两广清军高级将领不愿意得罪湘军,他又何必当这样的恶人?
乡勇队和湘军虽然互相看不顺眼,但也没啥过不去的深仇大恨,主要湘军不主动触碰乡勇队的利益,涉及湘军利益的一些事儿他便能做到睁只眼闭只眼。
就像此次……
他并没有一口答应三支入贵湘军将领的请求,只是要求他们先把贵州的叛乱苗民弹压下去,而后入驻于贵州与四川交界处,等待四川大战的局势再做决定。
吴可可不想让朝廷以为,他和曾国藩私交很好的样子。
南方联盟已经足够让朝廷忌惮了,那是花了近十年时间才打出的交情,朝廷尽管忌惮却也很是赞赏这样长时间打出来的革命友情,该有的封赏和好处一点都不能少,否则就是寒了前线清军将士们的心。

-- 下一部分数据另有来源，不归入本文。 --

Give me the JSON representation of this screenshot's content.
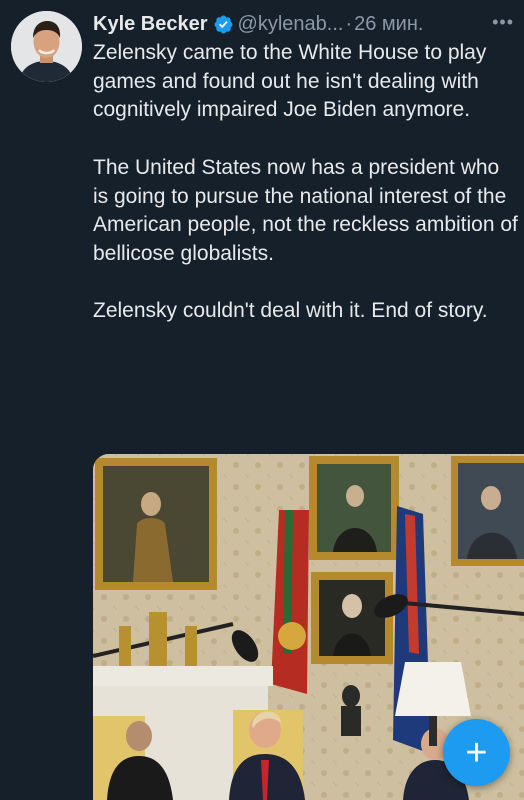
{
  "tweet": {
    "author_name": "Kyle Becker",
    "handle": "@kylenab...",
    "separator": "·",
    "time": "26 мин.",
    "more_icon": "more-horizontal-icon",
    "verified_icon": "verified-badge-icon",
    "verified_color": "#1d9bf0",
    "text_paragraphs": [
      "Zelensky came to the White House to play games and found out he isn't dealing with cognitively impaired Joe Biden anymore.",
      "The United States now has a president who is going to pursue the national interest of the American people, not the reckless ambition of bellicose globalists.",
      "Zelensky couldn't deal with it. End of story."
    ]
  },
  "fab": {
    "label": "+",
    "icon": "compose-plus-icon",
    "color": "#1d9bf0"
  },
  "theme": {
    "background": "#15202b",
    "text": "#e7e9ea",
    "secondary_text": "#8b98a5"
  }
}
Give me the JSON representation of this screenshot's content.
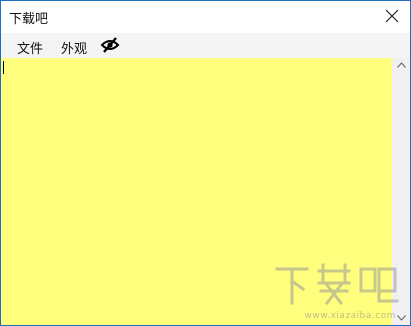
{
  "window": {
    "title": "下载吧",
    "close_icon": "close-icon"
  },
  "menubar": {
    "file_label": "文件",
    "appearance_label": "外观",
    "visibility_icon": "eye-slash-icon"
  },
  "editor": {
    "background_color": "#ffff7d",
    "text": ""
  },
  "watermark": {
    "logo_text": "下载吧",
    "url_text": "www.xiazaiba.com"
  },
  "colors": {
    "window_border": "#1e6fbf",
    "note_yellow": "#ffff7d"
  }
}
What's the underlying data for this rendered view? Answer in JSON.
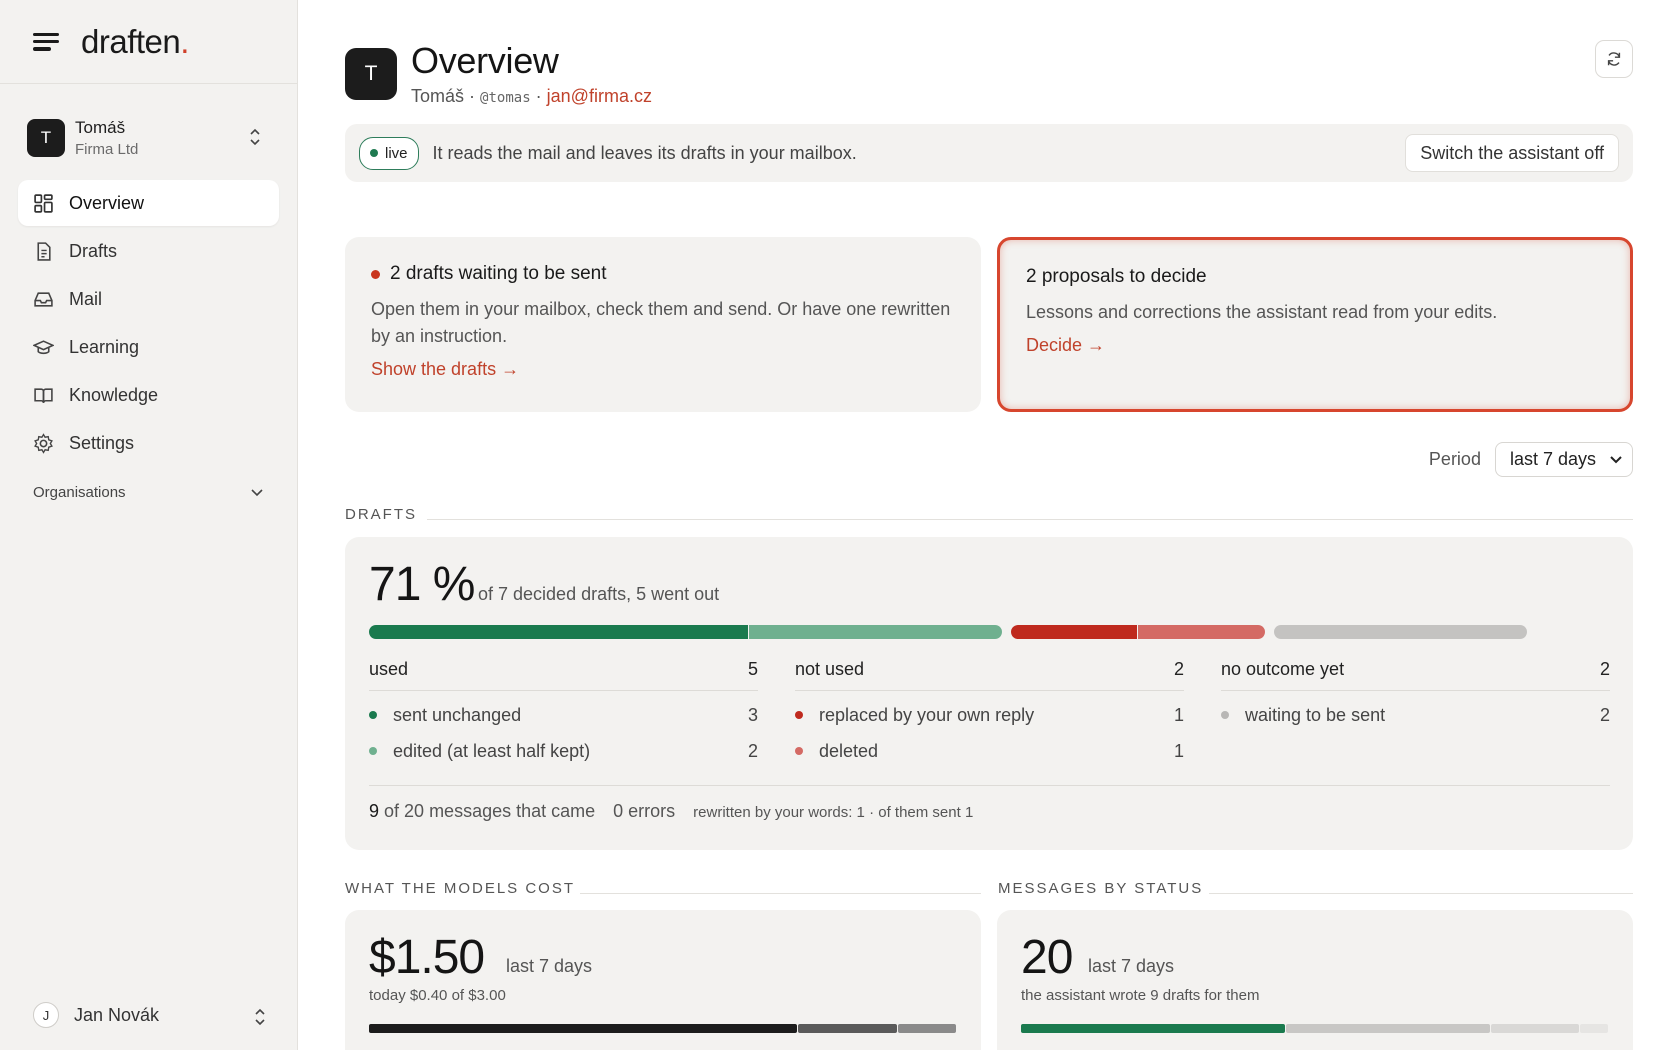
{
  "brand": {
    "name": "draften",
    "dot": "."
  },
  "account": {
    "initial": "T",
    "name": "Tomáš",
    "org": "Firma Ltd"
  },
  "nav": [
    {
      "label": "Overview",
      "icon": "grid-icon"
    },
    {
      "label": "Drafts",
      "icon": "document-icon"
    },
    {
      "label": "Mail",
      "icon": "inbox-icon"
    },
    {
      "label": "Learning",
      "icon": "graduation-cap-icon"
    },
    {
      "label": "Knowledge",
      "icon": "book-icon"
    },
    {
      "label": "Settings",
      "icon": "gear-icon"
    }
  ],
  "organisations_label": "Organisations",
  "footer_user": {
    "initial": "J",
    "name": "Jan Novák"
  },
  "header": {
    "initial": "T",
    "title": "Overview",
    "name": "Tomáš",
    "sep": "·",
    "handle": "@tomas",
    "email": "jan@firma.cz"
  },
  "banner": {
    "badge": "live",
    "text": "It reads the mail and leaves its drafts in your mailbox.",
    "button": "Switch the assistant off"
  },
  "cards": {
    "drafts": {
      "title": "2 drafts waiting to be sent",
      "desc": "Open them in your mailbox, check them and send. Or have one rewritten by an instruction.",
      "link": "Show the drafts →"
    },
    "proposals": {
      "title": "2 proposals to decide",
      "desc": "Lessons and corrections the assistant read from your edits.",
      "link": "Decide →"
    }
  },
  "period": {
    "label": "Period",
    "value": "last 7 days"
  },
  "drafts_section": {
    "label": "DRAFTS",
    "percent": "71 %",
    "percent_value": 71,
    "summary": "of 7 decided drafts, 5 went out",
    "bar": [
      {
        "key": "sent_unchanged",
        "value": 3,
        "color": "#1a7a4e"
      },
      {
        "key": "edited",
        "value": 2,
        "color": "#6fb08f"
      },
      {
        "key": "replaced",
        "value": 1,
        "color": "#bf2a1e"
      },
      {
        "key": "deleted",
        "value": 1,
        "color": "#d46a64"
      },
      {
        "key": "waiting",
        "value": 2,
        "color": "#c4c3c1"
      }
    ],
    "columns": [
      {
        "head": "used",
        "count": "5",
        "rows": [
          {
            "label": "sent unchanged",
            "count": "3",
            "color": "#1a7a4e"
          },
          {
            "label": "edited (at least half kept)",
            "count": "2",
            "color": "#6fb08f"
          }
        ]
      },
      {
        "head": "not used",
        "count": "2",
        "rows": [
          {
            "label": "replaced by your own reply",
            "count": "1",
            "color": "#bf2a1e"
          },
          {
            "label": "deleted",
            "count": "1",
            "color": "#d46a64"
          }
        ]
      },
      {
        "head": "no outcome yet",
        "count": "2",
        "rows": [
          {
            "label": "waiting to be sent",
            "count": "2",
            "color": "#b8b7b5"
          }
        ]
      }
    ],
    "footer": {
      "messages_n": "9",
      "messages_text": "of 20 messages that came",
      "errors": "0 errors",
      "rewritten": "rewritten by your words: 1 · of them sent 1"
    }
  },
  "cost_section": {
    "label": "WHAT THE MODELS COST",
    "amount": "$1.50",
    "period": "last 7 days",
    "today": "today $0.40 of $3.00",
    "bar": [
      {
        "value": 0.73,
        "color": "#1c1c1c"
      },
      {
        "value": 0.17,
        "color": "#5a5a5a"
      },
      {
        "value": 0.1,
        "color": "#8a8a8a"
      }
    ]
  },
  "status_section": {
    "label": "MESSAGES BY STATUS",
    "count": "20",
    "period": "last 7 days",
    "note": "the assistant wrote 9 drafts for them",
    "bar": [
      {
        "value": 0.45,
        "color": "#1a7a4e"
      },
      {
        "value": 0.35,
        "color": "#c8c7c5"
      },
      {
        "value": 0.15,
        "color": "#d9d8d6"
      },
      {
        "value": 0.05,
        "color": "#e6e5e3"
      }
    ]
  }
}
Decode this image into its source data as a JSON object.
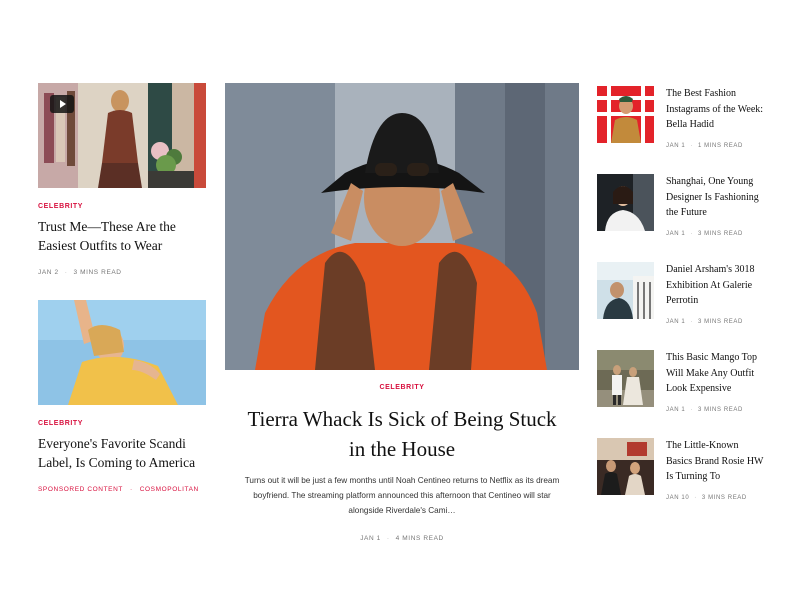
{
  "left": [
    {
      "kicker": "Celebrity",
      "title": "Trust Me—These Are the Easiest Outfits to Wear",
      "date": "Jan 2",
      "read": "3 mins read",
      "has_video": true
    },
    {
      "kicker": "Celebrity",
      "title": "Everyone's Favorite Scandi Label, Is Coming to America",
      "sponsored": "Sponsored Content",
      "sponsor": "Cosmopolitan"
    }
  ],
  "hero": {
    "kicker": "Celebrity",
    "title": "Tierra Whack Is Sick of Being Stuck in the House",
    "excerpt": "Turns out it will be just a few months until Noah Centineo returns to Netflix as its dream boyfriend. The streaming platform announced this afternoon that Centineo will star alongside Riverdale's Cami…",
    "date": "Jan 1",
    "read": "4 mins read"
  },
  "right": [
    {
      "title": "The Best Fashion Instagrams of the Week: Bella Hadid",
      "date": "Jan 1",
      "read": "1 mins read"
    },
    {
      "title": "Shanghai, One Young Designer Is Fashioning the Future",
      "date": "Jan 1",
      "read": "3 mins read"
    },
    {
      "title": "Daniel Arsham's 3018 Exhibition At Galerie Perrotin",
      "date": "Jan 1",
      "read": "3 mins read"
    },
    {
      "title": "This Basic Mango Top Will Make Any Outfit Look Expensive",
      "date": "Jan 1",
      "read": "3 mins read"
    },
    {
      "title": "The Little-Known Basics Brand Rosie HW Is Turning To",
      "date": "Jan 10",
      "read": "3 mins read"
    }
  ],
  "colors": {
    "accent": "#d8103e",
    "meta": "#777777",
    "text": "#111111"
  },
  "icons": {
    "video": "play-icon"
  }
}
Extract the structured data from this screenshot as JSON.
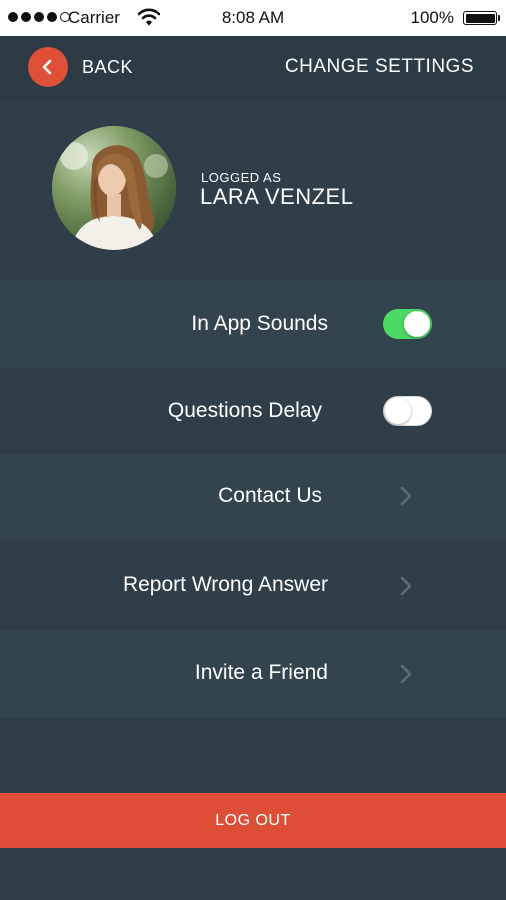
{
  "status_bar": {
    "carrier": "Carrier",
    "time": "8:08 AM",
    "battery": "100%",
    "signal_bars_filled": 4,
    "signal_bars_total": 5,
    "battery_level": 1.0
  },
  "header": {
    "back_label": "BACK",
    "title": "CHANGE SETTINGS",
    "back_icon": "chevron-left-icon"
  },
  "profile": {
    "logged_as_label": "LOGGED AS",
    "name": "LARA VENZEL"
  },
  "settings": {
    "in_app_sounds": {
      "label": "In App Sounds",
      "enabled": true
    },
    "questions_delay": {
      "label": "Questions Delay",
      "enabled": false
    },
    "contact_us": {
      "label": "Contact Us",
      "icon": "chevron-right-icon"
    },
    "report_wrong_answer": {
      "label": "Report Wrong Answer",
      "icon": "chevron-right-icon"
    },
    "invite_friend": {
      "label": "Invite a Friend",
      "icon": "chevron-right-icon"
    }
  },
  "logout": {
    "label": "LOG OUT"
  },
  "colors": {
    "background": "#2f3e49",
    "header": "#2c3b46",
    "row_alt": "#34444f",
    "accent": "#e05038",
    "toggle_on": "#4cd964",
    "chevron": "#5d6d78"
  }
}
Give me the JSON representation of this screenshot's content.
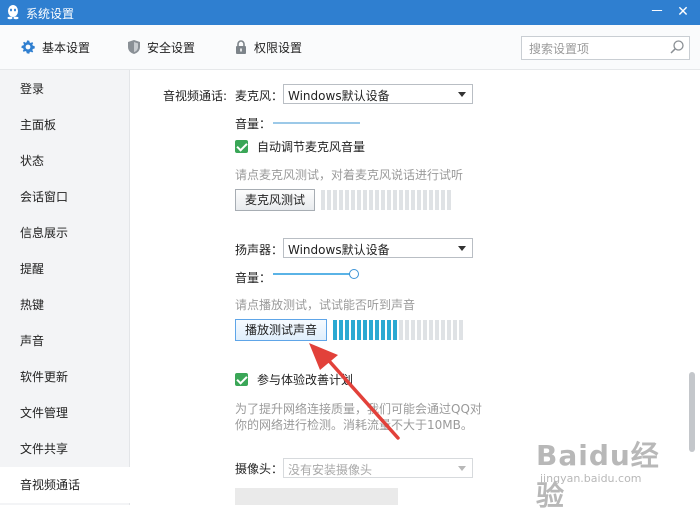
{
  "window": {
    "title": "系统设置",
    "minimize": "－",
    "close": "✕"
  },
  "tabs": [
    {
      "label": "基本设置",
      "icon": "gear-icon",
      "active": true
    },
    {
      "label": "安全设置",
      "icon": "shield-icon",
      "active": false
    },
    {
      "label": "权限设置",
      "icon": "lock-icon",
      "active": false
    }
  ],
  "search": {
    "placeholder": "搜索设置项"
  },
  "sidebar": {
    "items": [
      {
        "label": "登录"
      },
      {
        "label": "主面板"
      },
      {
        "label": "状态"
      },
      {
        "label": "会话窗口"
      },
      {
        "label": "信息展示"
      },
      {
        "label": "提醒"
      },
      {
        "label": "热键"
      },
      {
        "label": "声音"
      },
      {
        "label": "软件更新"
      },
      {
        "label": "文件管理"
      },
      {
        "label": "文件共享"
      },
      {
        "label": "音视频通话"
      }
    ],
    "active_index": 11
  },
  "av": {
    "section_label": "音视频通话:",
    "mic": {
      "label": "麦克风：",
      "device": "Windows默认设备",
      "volume_label": "音量：",
      "auto_adjust": {
        "label": "自动调节麦克风音量",
        "checked": true
      },
      "hint": "请点麦克风测试，对着麦克风说话进行试听",
      "test_button": "麦克风测试",
      "meter_level": 0,
      "meter_segments": 22
    },
    "speaker": {
      "label": "扬声器：",
      "device": "Windows默认设备",
      "volume_label": "音量：",
      "volume_fraction": 1.0,
      "hint": "请点播放测试，试试能否听到声音",
      "test_button": "播放测试声音",
      "meter_level": 11,
      "meter_segments": 22
    },
    "improve": {
      "label": "参与体验改善计划",
      "checked": true,
      "desc_line1": "为了提升网络连接质量，我们可能会通过QQ对",
      "desc_line2": "你的网络进行检测。消耗流量不大于10MB。"
    },
    "camera": {
      "label": "摄像头：",
      "device": "没有安装摄像头"
    }
  },
  "watermark": {
    "text": "Baidu经验",
    "sub": "jingyan.baidu.com"
  },
  "colors": {
    "titlebar": "#2f7fd0",
    "accent": "#2aa9d2",
    "check": "#3aa657",
    "arrow": "#e2413a"
  }
}
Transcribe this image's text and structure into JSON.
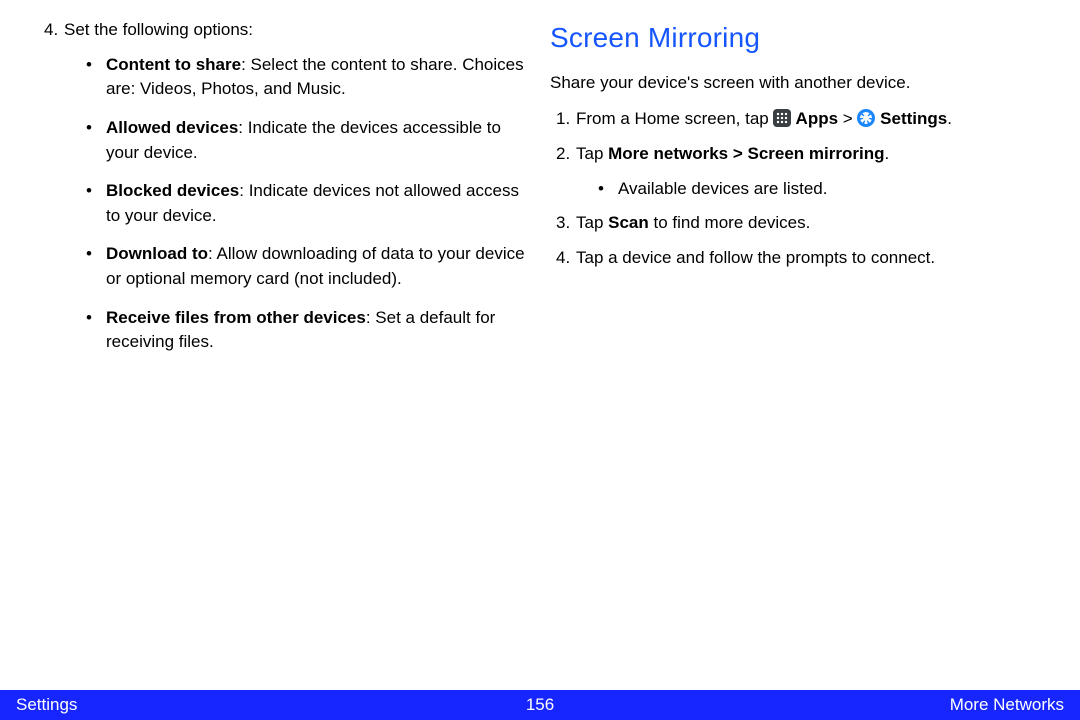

当然了必要的防备朝廷也没少做,最主要的手段自然是给南方联盟制造‘敌人’来分散牵制其恐怖的影响力。
要是这时候突然传出,吴可或者说南方三督与湘军统帅曾国藩关系亲密的话,无论朝廷对吴可有多倚重,都会下手毫不留情进行打压。
吴可此时的布置还没完成,更不想因为这种事情受到朝廷的攻击和打压,再说了他跟曾国藩以及湘军真没这份交情,可不愿意因着这种事儿麻烦缠身。
所以,他一边安抚住进入贵州急欲加入四川大战,帮湘军大佬骆秉章一把的湘军三位核心将领,一边将这事儿以六百里加急的方式向朝廷做了报碑,总之他不愿意因为莫须有的事情将麻烦主动招惹上身。
而身处贵州的湘军大将刘长佑等人接到命令后也不好多说什么,只得强压下心头冲动老老实实按令行事。
他们三人清楚得很,两广总督吴可可不是善人,也许其他督抚会高看湘军一眼,可作为清军另一支强军乡勇队唯一领袖的吴可可不会在乎这些。
吴可不将湘军当作手头核心战力,他们便很难享受到地位上的特殊待遇,只能老老实实听候差遣。
而且四川大战的局势,真不像他们信中所言那般紧张,石达开部太平军虽然气势汹汹,却并没有对重庆一带造成不可挽回的损失。
在四川,清军与太平军双方好像是在隔着长江竞走。石达开行军一向急如风雨,如果是在陆上行军,清军绝不是他的对手。可惜当时长江中的船只都在清军的控制之下,太平军在陆上行军,清军却能乘船来往,因此太平军行军的速度就常常落在清军的后面。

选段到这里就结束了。